The story of 2023 so far is that the global economy is doing better than expected and few assets benefit more from robust global growth than oil. But that's just the beginning of the bull case for crude right now.
Let's break it down:
1) China is back and we still don't know how much
China's covid deaths fell 72% last week. The numbers have been hard to believe but the signal is that covid is rapidly deteriorating and that the Chinese consumer will be fully back soon. One of the things that will spark is a surge travel, including international flights. Some analysts see that adding 1.5 mbpd of oil demand this year and famed oil trader Pierre Andruand has predicted China could add 4 mbpd in oil demand in total this year.
2) The global consumer is holding up
There was a significant amount of belt tightening in Q4 of 2022 as many countries and regions -- particularly in Europe -- braced for a recession. However the economy everywhere has held up and that newfound security will be an incentive for consumers to spend and travel this year.
3) Seasonals are positive
February through June is the sweet spot for oil annually and we're off to a solid start so far.
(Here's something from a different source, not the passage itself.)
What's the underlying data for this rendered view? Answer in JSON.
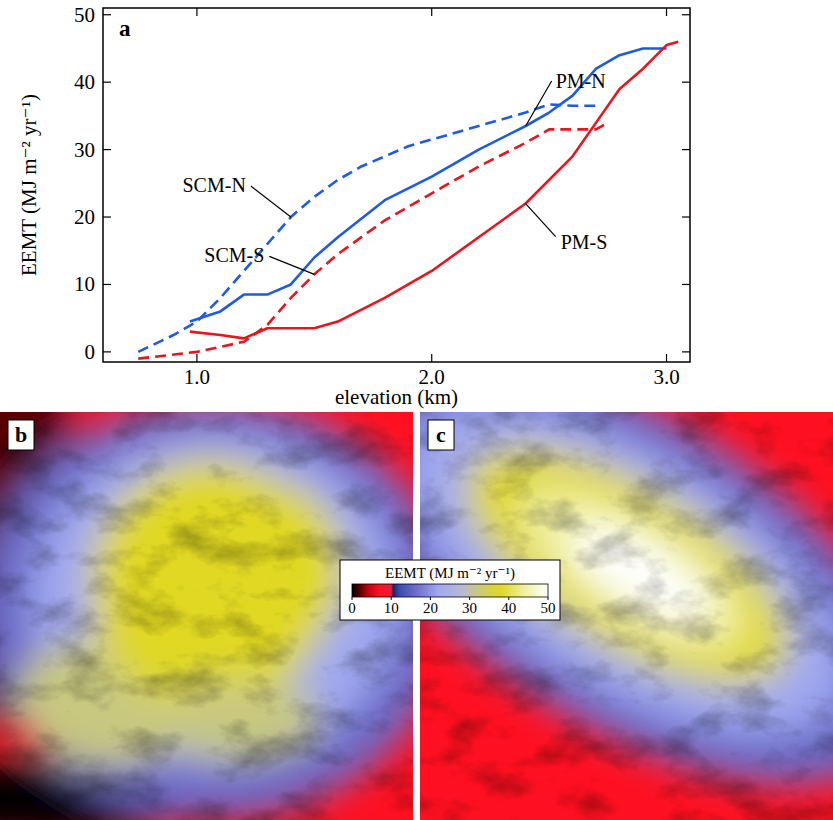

4) Technical breakout needed
The weekly chart of crude oil highlights the end of the corrective downtrend and a few months of sideways trading since. Notably, the lows have been high since December and the latest downdraft was rejected. The 100-day moving average is just above spot and that's an important level to watch. I want to see WTI above $85 to confirm the bullish thesis but it could be a quick trip to $100 from there.
5) Russia woes
On Friday, Russia announced it was curtailing 500,000 barrels per day of production for the month of March. They tied this to the products ban that went into effect on Feb 5 and said it was temporary but it's tough to believe anything from Russian officials right now. It could be that sanctions are biting and technology is tougher to find. What's not hard to believe is that we're in an energy war.
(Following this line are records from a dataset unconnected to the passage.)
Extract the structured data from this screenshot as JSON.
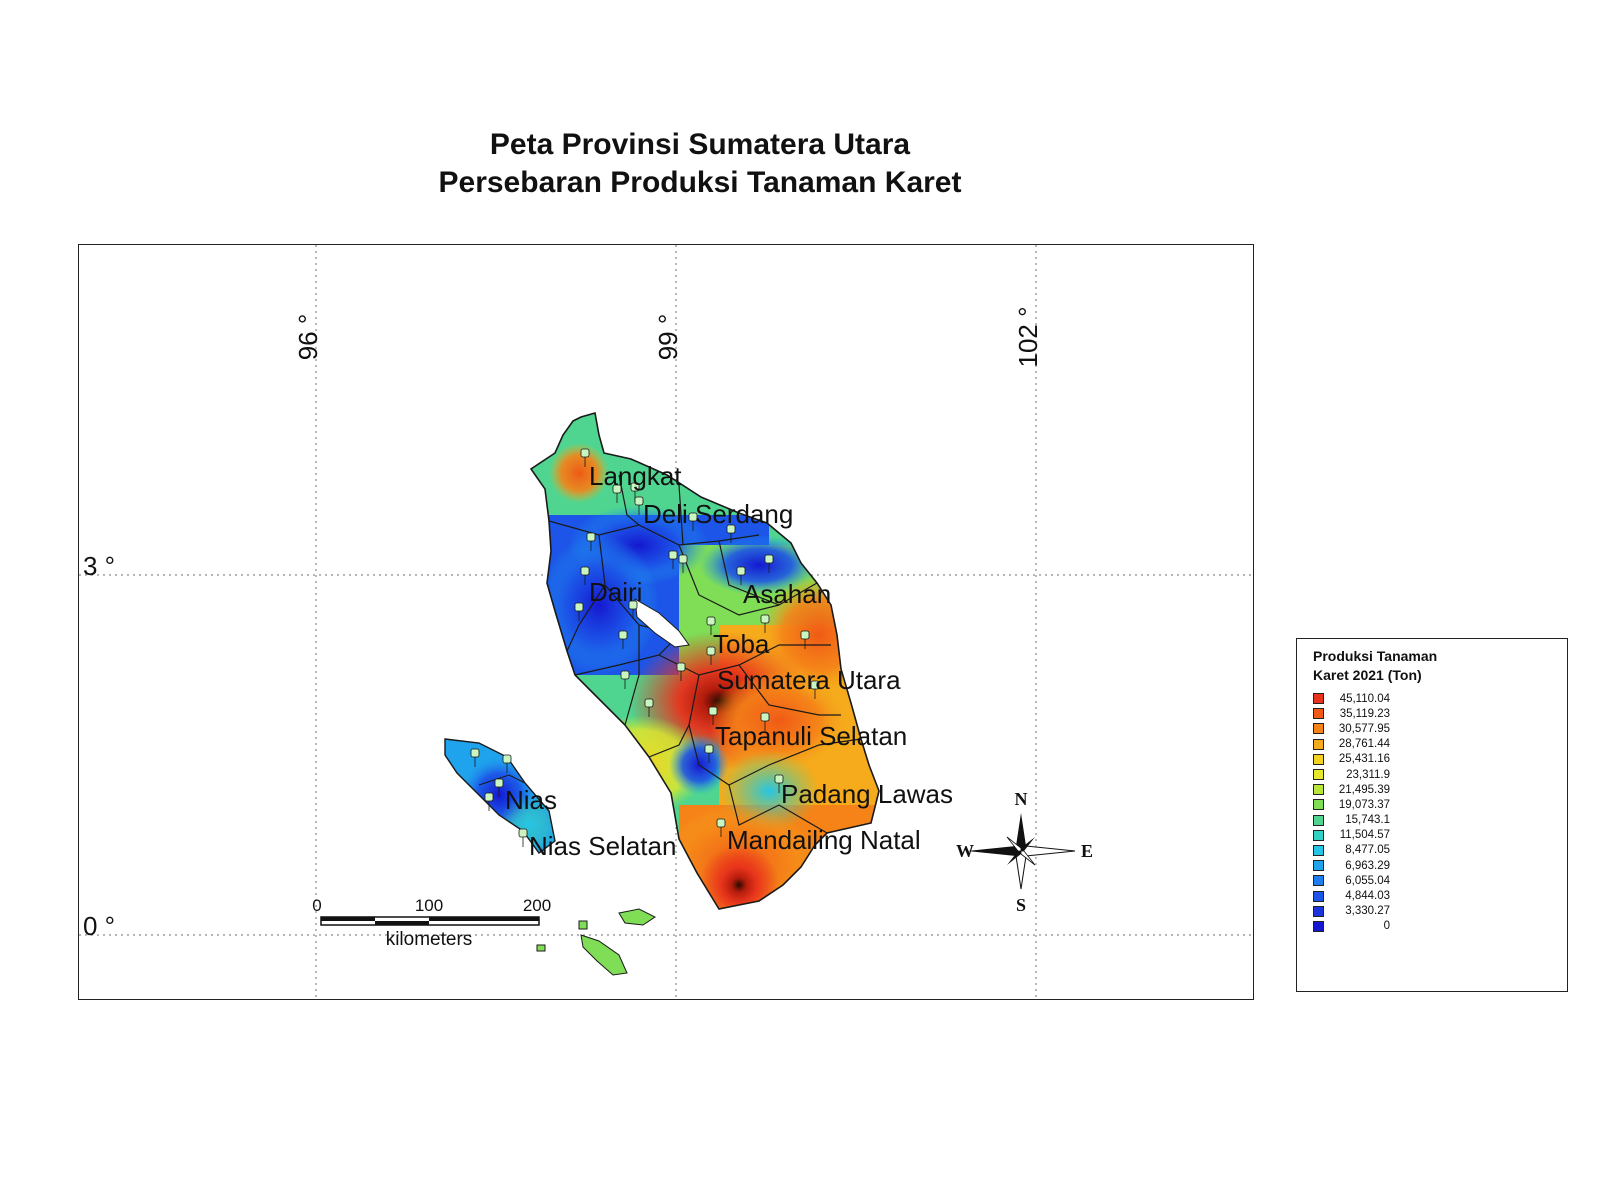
{
  "title": {
    "line1": "Peta Provinsi Sumatera Utara",
    "line2": "Persebaran Produksi Tanaman Karet"
  },
  "map": {
    "grid": {
      "longitudes": [
        "96 °",
        "99 °",
        "102 °"
      ],
      "latitudes": [
        "3 °",
        "0 °"
      ]
    },
    "region_labels": [
      "Langkat",
      "Deli Serdang",
      "Asahan",
      "Dairi",
      "Toba",
      "Sumatera Utara",
      "Tapanuli Selatan",
      "Padang Lawas",
      "Nias",
      "Nias Selatan",
      "Mandailing Natal"
    ],
    "scale_bar": {
      "ticks": [
        "0",
        "100",
        "200"
      ],
      "unit": "kilometers"
    },
    "compass": {
      "n": "N",
      "s": "S",
      "e": "E",
      "w": "W"
    },
    "colors": {
      "high": "#d7301f",
      "mid": "#f5e426",
      "low": "#1a3fd9",
      "outline": "#1a1a1a",
      "grid": "#888888"
    }
  },
  "legend": {
    "title_line1": "Produksi Tanaman",
    "title_line2": "Karet 2021 (Ton)",
    "classes": [
      {
        "value": "45,110.04",
        "color": "#e8321c"
      },
      {
        "value": "35,119.23",
        "color": "#f05a16"
      },
      {
        "value": "30,577.95",
        "color": "#f58318"
      },
      {
        "value": "28,761.44",
        "color": "#f5ab1c"
      },
      {
        "value": "25,431.16",
        "color": "#f2d21f"
      },
      {
        "value": "23,311.9",
        "color": "#e6e82a"
      },
      {
        "value": "21,495.39",
        "color": "#b7e53a"
      },
      {
        "value": "19,073.37",
        "color": "#7fdd56"
      },
      {
        "value": "15,743.1",
        "color": "#4fd58f"
      },
      {
        "value": "11,504.57",
        "color": "#2fd2c3"
      },
      {
        "value": "8,477.05",
        "color": "#25c5e6"
      },
      {
        "value": "6,963.29",
        "color": "#1fa3ec"
      },
      {
        "value": "6,055.04",
        "color": "#1d7ef0"
      },
      {
        "value": "4,844.03",
        "color": "#1c55e8"
      },
      {
        "value": "3,330.27",
        "color": "#1c34dc"
      },
      {
        "value": "0",
        "color": "#1518d0"
      }
    ]
  }
}
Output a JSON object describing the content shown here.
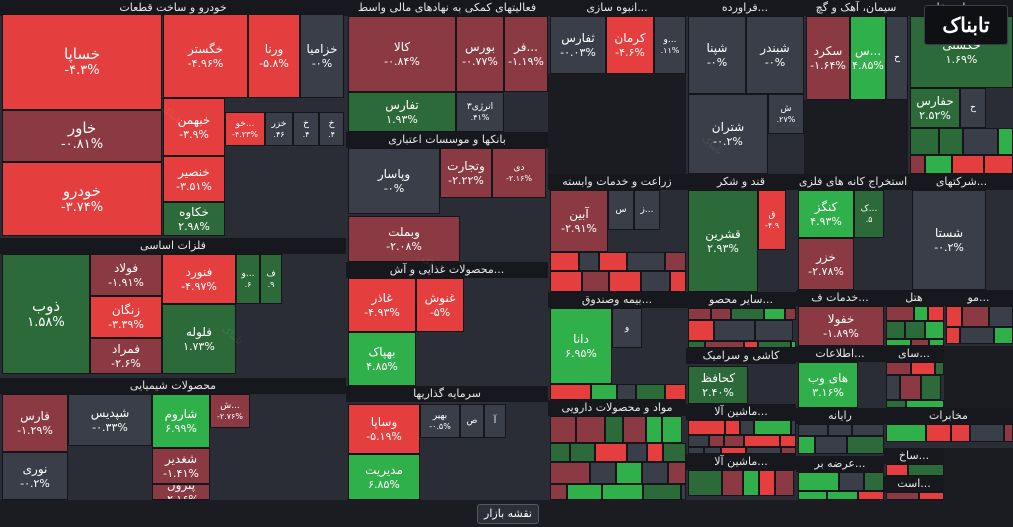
{
  "brand": "تابناک",
  "button_label": "نقشه بازار",
  "watermark": "تابناک",
  "colors": {
    "background": "#1a1c22",
    "neutral": "#3a3e48",
    "red_strong": "#e53e3e",
    "red_dark": "#8b3a44",
    "green_strong": "#2fb04a",
    "green_dark": "#2d6a3a"
  },
  "sectors": [
    {
      "id": "khodro",
      "title": "خودرو و ساخت قطعات",
      "tiles": [
        {
          "name": "خساپا",
          "change": "-۴.۳%"
        },
        {
          "name": "خاور",
          "change": "-۰.۸۱%"
        },
        {
          "name": "خودرو",
          "change": "-۳.۷۴%"
        },
        {
          "name": "خگستر",
          "change": "-۴.۹۶%"
        },
        {
          "name": "ورنا",
          "change": "-۵.۸%"
        },
        {
          "name": "خزامیا",
          "change": "-۰%"
        },
        {
          "name": "خبهمن",
          "change": "-۳.۹%"
        },
        {
          "name": "خنصیر",
          "change": "-۳.۵۱%"
        },
        {
          "name": "خکاوه",
          "change": "۲.۹۸%"
        },
        {
          "name": "خو...",
          "change": "-۴.۲۳%"
        },
        {
          "name": "خزر",
          "change": ".۴۶"
        },
        {
          "name": "خ",
          "change": ".۴"
        },
        {
          "name": "خ",
          "change": ".۴"
        }
      ]
    },
    {
      "id": "felezat",
      "title": "فلزات اساسی",
      "tiles": [
        {
          "name": "ذوب",
          "change": "۱.۵۸%"
        },
        {
          "name": "فولاد",
          "change": "-۱.۹۱%"
        },
        {
          "name": "زنگان",
          "change": "-۳.۳۹%"
        },
        {
          "name": "فمراد",
          "change": "-۲.۶%"
        },
        {
          "name": "فنورد",
          "change": "-۴.۹۷%"
        },
        {
          "name": "فلوله",
          "change": "۱.۷۳%"
        },
        {
          "name": "و...",
          "change": ".۶"
        },
        {
          "name": "ف",
          "change": ".۹"
        }
      ]
    },
    {
      "id": "shimiayi",
      "title": "محصولات شیمیایی",
      "tiles": [
        {
          "name": "فارس",
          "change": "-۱.۲۹%"
        },
        {
          "name": "نوری",
          "change": "-۰.۲%"
        },
        {
          "name": "شپدیس",
          "change": "-۰.۳۳%"
        },
        {
          "name": "شاروم",
          "change": "۶.۹۹%"
        },
        {
          "name": "ش...",
          "change": "-۲.۷۶%"
        },
        {
          "name": "شغدیر",
          "change": "-۱.۴۱%"
        },
        {
          "name": "پترول",
          "change": "-۲.۱۶%"
        }
      ]
    },
    {
      "id": "mali",
      "title": "فعالیتهای کمکی به نهادهای مالی واسط",
      "tiles": [
        {
          "name": "کالا",
          "change": "-۰.۸۴%"
        },
        {
          "name": "بورس",
          "change": "-۰.۷۷%"
        },
        {
          "name": "فر...",
          "change": "-۱.۱۹%"
        },
        {
          "name": "تفارس",
          "change": "۱.۹۳%"
        },
        {
          "name": "انرژی۳",
          "change": ".۴۱%"
        }
      ]
    },
    {
      "id": "bank",
      "title": "بانکها و موسسات اعتباری",
      "tiles": [
        {
          "name": "وپاسار",
          "change": "-۰%"
        },
        {
          "name": "وتجارت",
          "change": "-۲.۲۲%"
        },
        {
          "name": "دی",
          "change": "-۲.۱۶%"
        },
        {
          "name": "وبملت",
          "change": "-۲.۰۸%"
        }
      ]
    },
    {
      "id": "ghazayi",
      "title": "محصولات غذایی و آش...",
      "tiles": [
        {
          "name": "غاذر",
          "change": "-۴.۹۳%"
        },
        {
          "name": "غنوش",
          "change": "-۵%"
        },
        {
          "name": "بهپاک",
          "change": "۴.۸۵%"
        }
      ]
    },
    {
      "id": "sarmaye",
      "title": "سرمایه گذاریها",
      "tiles": [
        {
          "name": "وساپا",
          "change": "-۵.۱۹%"
        },
        {
          "name": "مدیریت",
          "change": "۶.۸۵%"
        },
        {
          "name": "بهیر",
          "change": "-۰.۵%"
        },
        {
          "name": "ص",
          "change": ""
        },
        {
          "name": "آ",
          "change": ""
        }
      ]
    },
    {
      "id": "anbouh",
      "title": "انبوه سازی...",
      "tiles": [
        {
          "name": "ثفارس",
          "change": "-۰.۰۳%"
        },
        {
          "name": "کرمان",
          "change": "-۴.۶%"
        },
        {
          "name": "و...",
          "change": ".۱۱%"
        }
      ]
    },
    {
      "id": "zeraat",
      "title": "زراعت و خدمات وابسته",
      "tiles": [
        {
          "name": "آبین",
          "change": "-۲.۹۱%"
        },
        {
          "name": "س",
          "change": ""
        },
        {
          "name": "ز...",
          "change": ""
        }
      ]
    },
    {
      "id": "bime",
      "title": "بیمه وصندوق...",
      "tiles": [
        {
          "name": "دانا",
          "change": "۶.۹۵%"
        },
        {
          "name": "و",
          "change": ""
        }
      ]
    },
    {
      "id": "darou",
      "title": "مواد و محصولات دارویی",
      "tiles": []
    },
    {
      "id": "farvardeh",
      "title": "فراورده...",
      "tiles": [
        {
          "name": "شپنا",
          "change": "-۰%"
        },
        {
          "name": "شبندر",
          "change": "-۰%"
        },
        {
          "name": "شتران",
          "change": "-۰.۲%"
        },
        {
          "name": "ش",
          "change": ".۲۷%"
        }
      ]
    },
    {
      "id": "ghand",
      "title": "قند و شکر",
      "tiles": [
        {
          "name": "قشرین",
          "change": "۲.۹۳%"
        },
        {
          "name": "ق",
          "change": "-۴.۹"
        }
      ]
    },
    {
      "id": "sayer",
      "title": "سایر محصو...",
      "tiles": []
    },
    {
      "id": "kashi",
      "title": "کاشی و سرامیک",
      "tiles": [
        {
          "name": "کحافظ",
          "change": "۲.۴۰%"
        }
      ]
    },
    {
      "id": "mashin1",
      "title": "ماشین آلا...",
      "tiles": []
    },
    {
      "id": "mashin2",
      "title": "ماشین آلا...",
      "tiles": []
    },
    {
      "id": "siman",
      "title": "سیمان، آهک و گچ",
      "tiles": [
        {
          "name": "سکرد",
          "change": "-۱.۶۴%"
        },
        {
          "name": "س...",
          "change": "۴.۸۵%"
        },
        {
          "name": "ح",
          "change": ""
        }
      ]
    },
    {
      "id": "estekhraj",
      "title": "استخراج کانه های فلزی",
      "tiles": [
        {
          "name": "کنگز",
          "change": "۴.۹۳%"
        },
        {
          "name": "خزر",
          "change": "-۲.۷۸%"
        },
        {
          "name": "ک...",
          "change": ".۵"
        }
      ]
    },
    {
      "id": "khadamat",
      "title": "خدمات ف...",
      "tiles": [
        {
          "name": "خفولا",
          "change": "-۱.۸۹%"
        }
      ]
    },
    {
      "id": "etelaat",
      "title": "اطلاعات...",
      "tiles": [
        {
          "name": "های وب",
          "change": "۳.۱۶%"
        }
      ]
    },
    {
      "id": "rayane",
      "title": "رایانه",
      "tiles": []
    },
    {
      "id": "arze",
      "title": "عرضه بر...",
      "tiles": []
    },
    {
      "id": "haml",
      "title": "حمل ونقل...",
      "tiles": [
        {
          "name": "حکشتی",
          "change": "۱.۶۹%"
        },
        {
          "name": "حفارس",
          "change": "۲.۵۲%"
        },
        {
          "name": "ح",
          "change": ""
        }
      ]
    },
    {
      "id": "sherkat",
      "title": "شرکتهای...",
      "tiles": [
        {
          "name": "شستا",
          "change": "-۰.۲%"
        }
      ]
    },
    {
      "id": "hotel",
      "title": "هتل",
      "tiles": []
    },
    {
      "id": "mo",
      "title": "مو...",
      "tiles": []
    },
    {
      "id": "saze",
      "title": "سای...",
      "tiles": []
    },
    {
      "id": "mokhaberat",
      "title": "مخابرات",
      "tiles": []
    },
    {
      "id": "sakht",
      "title": "ساخ...",
      "tiles": []
    },
    {
      "id": "ast",
      "title": "است...",
      "tiles": []
    }
  ]
}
6) SPR is out of the picture
The 1 mbpd in releases from US reserves are over. Some production has stepped in to fill the gap but the mantra from oil companies continues to be discipline and shareholders punish companies that spend.
7) Natural gas associations
The rug-pull in natural gas prices will serve as a warning sign for oil companies. Gas prices were filled with $$4-5 decks as far as the eye could see and now it's trading at $2.40. That will harden supplier discipline but it will also take physical barrels off the market as gas drillers dial down production and the barrels from gas-heavy production disappear.
8) Watch the dollar
What could quickly send oil higher would be a stumble for the US dollar. Right now, that could go either way, particularly with CPI coming out on Tuesday. Normally, better global growth is bad for the dollar but we could also be near a time when the Fed signals rates rising even higher than 5.5%.